Я думаю, именно эти события побудили Платона если не расстаться со своим рационализмом, то трансформировать его путем привлечения метафизического измерения. Платону понадобилось немало лет, возможно, десятилетие, чтобы усвоить новые проблемы. В те годы он, несомненно, размышлял над некоторыми важными изречениями Сократа, например, что «псюхе человека несет в себе нечто божественное» или что «главная цель человека состоит в поиске своего блага».[745]
Но я согласен с мнением большинства ученых, что побудительной причиной расширения Платоном этих положений в новую, трансцендентальную психологию был личный его контакт с пифагорейцами Западной Греции, которых он посетил в 390 г. Если я прав в своем предположении относительно исторических предшественников пифагорейского движения, то в лице Платона, по сути, скрещиваются традиции греческого рационализма и магико-религиозных верований. Ранние истоки последних принадлежат северной шаманской культуре; но в той форме, в какой мы встречаем их у Платона, эти верования подверглись двойному процессу — интерпретации и наложения. Хорошо известный эпизод из «Горгия» показывает на конкретном примере, как некоторые философы — такие, например, как друг Платона Архит — истолковывали старые мифологические фантазии — скажем, о судьбе души — в аллегорической форме, что придавало им нравственное значение.[746] Эти философы расчищали почву для Платона; и уместно предположить, что именно он творчески переработал подобные религиозные идеи, переведя их с уровня откровения на уровень рационального аргумента.Решающий шаг был им сделан тогда, когда он отождествил автономное «сокровенное» «я», которое является носителем чувства вины и которое в то же время потенциально божественно, с рациональной сократовской псюхе, достоинством которой считается обладание знанием. Этот шаг повлек за собой полное перетолкование старой шаманской культуры. Тем не менее образ этой культуры сохранил свою жизненную силу, и главные его особенности можно узнать у Платона. Без изменения в его систему входит феномен реинкарнации. Транс шамана, с его умением отъединять сокровенное «я» от тела, стала той практикой ментальной отрешенности и концентрации, которая очищает рациональную душу — практикой, которую Платон фактически наделяет авторитетом традиционного логоса.[747]
Тайное знание, обретаемое в трансе, стало созерцанием метафизической истины; «воспоминание» прошлых земных жизней[748] превратилось в «припоминание» бестелесных форм (что создало основу для новой эпистемологии); в то же время на мифологическом уровне «долгий сон» и «путешествие в подземный мир» формируют модель для переживаний Эра, сына Армения.[749] Наконец, мы, вероятно, лучше поймем много критиковавшихся Платоновых «стражей», если воспримем их как новую, рационализированную разновидность шаманов, которые, подобно их первобытным предшественникам, готовятся к своему высокому служению в ходе специальной тренировки, полностью трансформируя свое сознание; подобно тем, они должны пройти посвящение, почти полностью отсекающее их от нормальных человеческих условий; подобно тем, должны обновлять свое общение с глубинными источниками мудрости, периодически уходя в «уединение»; и, подобно тем, они будут вознаграждены после смерти особым статусом в духовном мире.[750] Возможно, приближение к этому глубоко специфическому типу человека существовало уже в пифагорейских общинах; но Платон желал провести эксперимент намного дальше, подведя под него серьезную научную основу и используя его как инструмент для будущей контрреформации.Фантастическое описание новой разновидности правящего класса часто приводилось как доказательство того, что оценка Платоном человеческой природы была весьма нереалистичной.

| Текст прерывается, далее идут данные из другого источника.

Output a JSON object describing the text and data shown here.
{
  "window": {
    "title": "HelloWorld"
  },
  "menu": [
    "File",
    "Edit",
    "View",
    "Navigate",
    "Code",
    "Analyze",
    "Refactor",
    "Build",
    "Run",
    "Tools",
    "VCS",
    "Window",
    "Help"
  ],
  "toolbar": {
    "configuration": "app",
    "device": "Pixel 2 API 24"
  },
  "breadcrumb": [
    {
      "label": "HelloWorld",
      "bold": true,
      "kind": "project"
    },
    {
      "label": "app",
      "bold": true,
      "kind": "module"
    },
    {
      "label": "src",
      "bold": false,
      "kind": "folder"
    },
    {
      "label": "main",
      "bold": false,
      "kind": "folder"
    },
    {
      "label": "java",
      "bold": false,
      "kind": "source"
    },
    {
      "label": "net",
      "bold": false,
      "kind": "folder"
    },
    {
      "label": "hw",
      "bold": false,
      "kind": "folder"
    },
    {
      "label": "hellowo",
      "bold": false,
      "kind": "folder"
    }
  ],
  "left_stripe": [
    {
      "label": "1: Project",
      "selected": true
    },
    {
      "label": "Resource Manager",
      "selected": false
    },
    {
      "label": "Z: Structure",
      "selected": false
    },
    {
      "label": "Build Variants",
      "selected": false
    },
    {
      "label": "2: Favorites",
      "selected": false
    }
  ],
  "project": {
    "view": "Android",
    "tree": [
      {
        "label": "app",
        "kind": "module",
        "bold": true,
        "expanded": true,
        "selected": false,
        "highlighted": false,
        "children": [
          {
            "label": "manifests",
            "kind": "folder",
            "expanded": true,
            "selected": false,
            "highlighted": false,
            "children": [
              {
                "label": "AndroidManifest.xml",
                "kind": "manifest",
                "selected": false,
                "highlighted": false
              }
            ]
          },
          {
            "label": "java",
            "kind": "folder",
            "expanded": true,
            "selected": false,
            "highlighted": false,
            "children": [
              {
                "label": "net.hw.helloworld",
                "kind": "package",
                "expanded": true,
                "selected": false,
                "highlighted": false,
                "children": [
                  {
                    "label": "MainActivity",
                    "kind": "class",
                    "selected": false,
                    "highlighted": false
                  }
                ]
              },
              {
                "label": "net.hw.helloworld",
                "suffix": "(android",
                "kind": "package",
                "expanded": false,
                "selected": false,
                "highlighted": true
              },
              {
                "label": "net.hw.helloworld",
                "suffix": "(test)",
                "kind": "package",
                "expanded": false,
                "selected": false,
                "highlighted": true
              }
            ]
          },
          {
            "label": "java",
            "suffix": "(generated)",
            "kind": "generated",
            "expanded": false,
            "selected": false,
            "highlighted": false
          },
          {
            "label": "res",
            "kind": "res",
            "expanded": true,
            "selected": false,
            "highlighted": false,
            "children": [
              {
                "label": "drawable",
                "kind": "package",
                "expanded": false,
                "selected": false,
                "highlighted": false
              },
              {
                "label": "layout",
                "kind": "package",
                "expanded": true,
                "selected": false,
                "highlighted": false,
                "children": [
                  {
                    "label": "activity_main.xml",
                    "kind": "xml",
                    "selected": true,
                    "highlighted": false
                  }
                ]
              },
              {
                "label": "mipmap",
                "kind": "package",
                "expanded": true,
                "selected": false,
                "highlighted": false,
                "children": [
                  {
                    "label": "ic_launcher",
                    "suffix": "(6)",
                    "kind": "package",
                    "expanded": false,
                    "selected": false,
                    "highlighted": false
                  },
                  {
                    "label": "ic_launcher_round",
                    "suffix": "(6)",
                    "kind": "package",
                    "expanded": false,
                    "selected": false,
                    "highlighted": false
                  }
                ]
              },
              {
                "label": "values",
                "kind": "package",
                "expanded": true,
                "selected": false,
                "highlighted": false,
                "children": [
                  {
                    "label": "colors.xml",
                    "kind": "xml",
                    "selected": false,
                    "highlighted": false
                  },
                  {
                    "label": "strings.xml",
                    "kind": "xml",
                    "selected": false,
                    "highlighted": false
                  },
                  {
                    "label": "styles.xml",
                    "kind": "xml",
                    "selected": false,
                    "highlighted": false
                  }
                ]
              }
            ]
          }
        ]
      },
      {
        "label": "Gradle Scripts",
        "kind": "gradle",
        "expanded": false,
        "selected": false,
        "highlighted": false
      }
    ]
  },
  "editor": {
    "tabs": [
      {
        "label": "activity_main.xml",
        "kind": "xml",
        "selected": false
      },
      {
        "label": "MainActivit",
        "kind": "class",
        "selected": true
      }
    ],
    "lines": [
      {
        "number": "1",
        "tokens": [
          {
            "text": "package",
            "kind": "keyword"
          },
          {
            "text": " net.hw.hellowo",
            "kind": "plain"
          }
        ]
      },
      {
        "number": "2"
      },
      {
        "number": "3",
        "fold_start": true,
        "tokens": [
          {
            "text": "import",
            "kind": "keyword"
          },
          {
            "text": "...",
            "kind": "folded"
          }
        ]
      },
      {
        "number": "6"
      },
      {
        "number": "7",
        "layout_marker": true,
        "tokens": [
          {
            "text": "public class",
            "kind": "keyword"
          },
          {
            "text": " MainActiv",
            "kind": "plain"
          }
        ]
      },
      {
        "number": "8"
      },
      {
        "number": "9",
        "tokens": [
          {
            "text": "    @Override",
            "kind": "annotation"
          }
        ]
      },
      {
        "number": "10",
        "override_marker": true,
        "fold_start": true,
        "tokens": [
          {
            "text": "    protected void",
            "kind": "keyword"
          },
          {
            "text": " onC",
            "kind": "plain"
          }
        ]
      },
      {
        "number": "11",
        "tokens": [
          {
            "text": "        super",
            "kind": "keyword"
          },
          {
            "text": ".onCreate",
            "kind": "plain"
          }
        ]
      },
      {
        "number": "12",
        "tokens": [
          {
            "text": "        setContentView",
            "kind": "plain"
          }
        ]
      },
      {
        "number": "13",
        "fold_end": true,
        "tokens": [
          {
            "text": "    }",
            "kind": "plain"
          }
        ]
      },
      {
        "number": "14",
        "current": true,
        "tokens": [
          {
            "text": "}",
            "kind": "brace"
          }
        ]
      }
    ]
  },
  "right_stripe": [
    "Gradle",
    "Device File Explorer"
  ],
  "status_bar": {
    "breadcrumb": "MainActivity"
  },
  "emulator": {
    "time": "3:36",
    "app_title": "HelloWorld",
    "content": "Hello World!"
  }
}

Но шаманизм не имеет отношения к обычной человеческой природе; он стремится использовать возможности исключительного типа личности. И в «Государстве» тоже доминирует подобная направленность. Платон откровенно признавал, что только ничтожная часть людей обладает врожденными способностями к тому, чтобы со временем стать совершенными стражами.[751]
Для всех же остальных, т. е. для подавляющего большинства людей, он (по-видимому, на всех этапах развития своей мысли) допускал, что поскольку они не подвергаются соблазнам власти, наилучшим практическим руководством к хорошей жизни будет разумный гедонизм.[752]